Co-locate compute and storage. The cheapest byte is the one that never leaves the rack. Workloads that read large objects repeatedly from object storage should run in the same region, ideally the same availability zone, as the data. Splitting a workload across regions for redundancy is a defensible choice. Splitting it accidentally because someone provisioned an instance in the wrong place is just an expensive mistake.

When does egress make repatriation pencil out?

We have written about cloud repatriation in a separate post, but egress is the single number that flips the math most often. If a workload generates more than 10 TB of internet egress per month at standard rates, that is roughly $700 to $900 in transfer fees alone, on top of compute and storage. A modest colocation arrangement at one of the Parsippany or Clifton-area data centers can include 100 to 1,000 Mbps of unmetered bandwidth for a flat fee that often pays for itself within 18 months on egress alone, before factoring in any compute savings.

Repatriation is not the right answer for most workloads. Egress audits, however, almost always pay for themselves within the first month.

Frequently Asked Questions

Is data transfer between AWS regions cheaper than egress to the internet?

Yes, but not by enough to ignore. Inter-region transfer typically costs around $0.02 per GB versus $0.05 to $0.09 per GB for internet egress. At terabyte scale, $0.02 still adds up fast. Treat inter-region replication as a real cost line, not a free convenience.

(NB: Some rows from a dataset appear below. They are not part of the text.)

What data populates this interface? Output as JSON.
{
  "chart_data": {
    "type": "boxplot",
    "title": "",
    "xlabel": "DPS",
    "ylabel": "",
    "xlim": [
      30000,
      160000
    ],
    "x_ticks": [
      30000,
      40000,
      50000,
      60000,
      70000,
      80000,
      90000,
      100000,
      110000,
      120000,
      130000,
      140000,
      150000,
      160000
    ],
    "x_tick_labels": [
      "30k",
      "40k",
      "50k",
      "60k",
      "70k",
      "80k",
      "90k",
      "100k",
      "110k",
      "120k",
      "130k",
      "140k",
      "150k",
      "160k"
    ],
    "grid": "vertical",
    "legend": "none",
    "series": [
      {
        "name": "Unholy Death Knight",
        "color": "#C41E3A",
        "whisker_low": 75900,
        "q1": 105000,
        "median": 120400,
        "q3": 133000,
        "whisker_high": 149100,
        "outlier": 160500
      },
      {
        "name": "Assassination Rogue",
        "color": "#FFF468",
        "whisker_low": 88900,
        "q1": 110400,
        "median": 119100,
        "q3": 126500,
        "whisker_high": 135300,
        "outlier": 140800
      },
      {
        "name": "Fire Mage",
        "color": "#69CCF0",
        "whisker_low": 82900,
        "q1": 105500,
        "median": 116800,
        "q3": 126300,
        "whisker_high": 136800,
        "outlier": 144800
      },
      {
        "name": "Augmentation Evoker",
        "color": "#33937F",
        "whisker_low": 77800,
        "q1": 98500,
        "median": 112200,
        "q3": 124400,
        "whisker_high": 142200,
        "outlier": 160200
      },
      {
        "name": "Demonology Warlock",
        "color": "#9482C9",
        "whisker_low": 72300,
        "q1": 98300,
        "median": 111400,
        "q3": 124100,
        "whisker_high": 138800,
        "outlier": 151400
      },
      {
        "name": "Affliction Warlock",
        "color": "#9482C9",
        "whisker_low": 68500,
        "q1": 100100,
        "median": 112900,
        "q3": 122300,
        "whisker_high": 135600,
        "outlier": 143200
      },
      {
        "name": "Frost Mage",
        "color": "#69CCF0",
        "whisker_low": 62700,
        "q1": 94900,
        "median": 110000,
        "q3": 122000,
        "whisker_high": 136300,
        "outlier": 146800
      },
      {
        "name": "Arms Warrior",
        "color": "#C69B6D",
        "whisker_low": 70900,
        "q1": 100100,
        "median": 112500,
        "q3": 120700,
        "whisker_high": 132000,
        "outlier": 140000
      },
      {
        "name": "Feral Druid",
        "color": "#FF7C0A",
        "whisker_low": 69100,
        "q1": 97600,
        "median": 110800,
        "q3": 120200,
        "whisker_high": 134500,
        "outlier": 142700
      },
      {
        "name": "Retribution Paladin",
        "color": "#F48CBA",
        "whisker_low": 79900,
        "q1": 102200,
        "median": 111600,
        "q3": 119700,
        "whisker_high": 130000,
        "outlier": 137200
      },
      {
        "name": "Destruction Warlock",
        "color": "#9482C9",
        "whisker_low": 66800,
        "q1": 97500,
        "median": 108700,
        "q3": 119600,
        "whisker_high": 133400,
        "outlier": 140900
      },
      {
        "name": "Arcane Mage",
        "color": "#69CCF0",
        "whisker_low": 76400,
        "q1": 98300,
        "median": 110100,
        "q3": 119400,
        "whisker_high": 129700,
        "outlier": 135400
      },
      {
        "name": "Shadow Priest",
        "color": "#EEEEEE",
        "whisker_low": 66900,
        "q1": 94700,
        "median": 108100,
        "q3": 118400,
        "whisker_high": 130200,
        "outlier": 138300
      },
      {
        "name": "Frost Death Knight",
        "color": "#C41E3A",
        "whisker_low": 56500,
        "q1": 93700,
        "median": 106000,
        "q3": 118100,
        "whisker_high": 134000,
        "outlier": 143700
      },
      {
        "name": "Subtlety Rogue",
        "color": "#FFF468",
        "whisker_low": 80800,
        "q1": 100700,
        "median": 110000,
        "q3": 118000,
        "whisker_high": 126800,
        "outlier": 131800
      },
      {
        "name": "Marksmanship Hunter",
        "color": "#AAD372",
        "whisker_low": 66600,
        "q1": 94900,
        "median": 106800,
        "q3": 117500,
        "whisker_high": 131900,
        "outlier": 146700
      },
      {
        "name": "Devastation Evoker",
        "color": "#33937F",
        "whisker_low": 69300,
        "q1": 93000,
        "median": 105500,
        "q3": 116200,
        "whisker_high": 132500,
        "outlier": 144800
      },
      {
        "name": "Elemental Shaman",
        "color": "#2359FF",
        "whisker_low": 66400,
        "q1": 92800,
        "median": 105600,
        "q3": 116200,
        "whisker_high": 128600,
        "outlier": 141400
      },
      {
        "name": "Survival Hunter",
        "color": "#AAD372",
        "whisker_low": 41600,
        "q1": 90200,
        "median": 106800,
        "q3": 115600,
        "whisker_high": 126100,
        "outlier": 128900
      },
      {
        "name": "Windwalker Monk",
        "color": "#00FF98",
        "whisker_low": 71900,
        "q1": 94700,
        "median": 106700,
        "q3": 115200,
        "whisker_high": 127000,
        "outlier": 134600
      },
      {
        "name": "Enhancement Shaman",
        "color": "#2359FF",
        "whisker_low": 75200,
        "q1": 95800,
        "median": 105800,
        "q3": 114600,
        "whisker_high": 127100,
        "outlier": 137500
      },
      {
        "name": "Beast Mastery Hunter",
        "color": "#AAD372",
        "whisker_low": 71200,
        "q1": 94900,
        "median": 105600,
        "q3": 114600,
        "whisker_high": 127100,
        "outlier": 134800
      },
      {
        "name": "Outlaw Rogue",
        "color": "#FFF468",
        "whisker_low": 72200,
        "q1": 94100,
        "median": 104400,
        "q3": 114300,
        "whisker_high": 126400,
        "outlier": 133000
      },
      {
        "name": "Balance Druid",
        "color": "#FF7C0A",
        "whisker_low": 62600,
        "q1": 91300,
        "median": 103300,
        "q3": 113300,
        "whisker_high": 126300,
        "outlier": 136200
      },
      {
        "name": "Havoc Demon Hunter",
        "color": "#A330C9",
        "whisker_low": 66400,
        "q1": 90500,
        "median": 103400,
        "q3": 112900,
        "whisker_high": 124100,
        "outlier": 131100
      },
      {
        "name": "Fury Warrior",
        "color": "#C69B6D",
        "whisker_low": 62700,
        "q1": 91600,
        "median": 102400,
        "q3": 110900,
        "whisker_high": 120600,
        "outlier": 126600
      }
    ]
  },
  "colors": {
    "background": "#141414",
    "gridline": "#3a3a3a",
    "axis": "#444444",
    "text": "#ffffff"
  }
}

Are cloud providers ever going to drop egress fees?

The EU Data Act forced limited reductions in 2025, but only for customers fully exiting a cloud. Inside the cloud, providers compete on compute and storage prices and quietly leave egress alone because it creates lock-in. Do not plan around fee cuts. Plan around your own architecture.

How often should we audit egress?

Quarterly at minimum, and after any significant architectural change. New analytics tools, new backup configurations, new monitoring agents, and new third-party integrations are the four most common triggers for an unexpected egress jump. Building a quick monthly review into your IT operations cadence catches problems before they show up on a CFO's desk.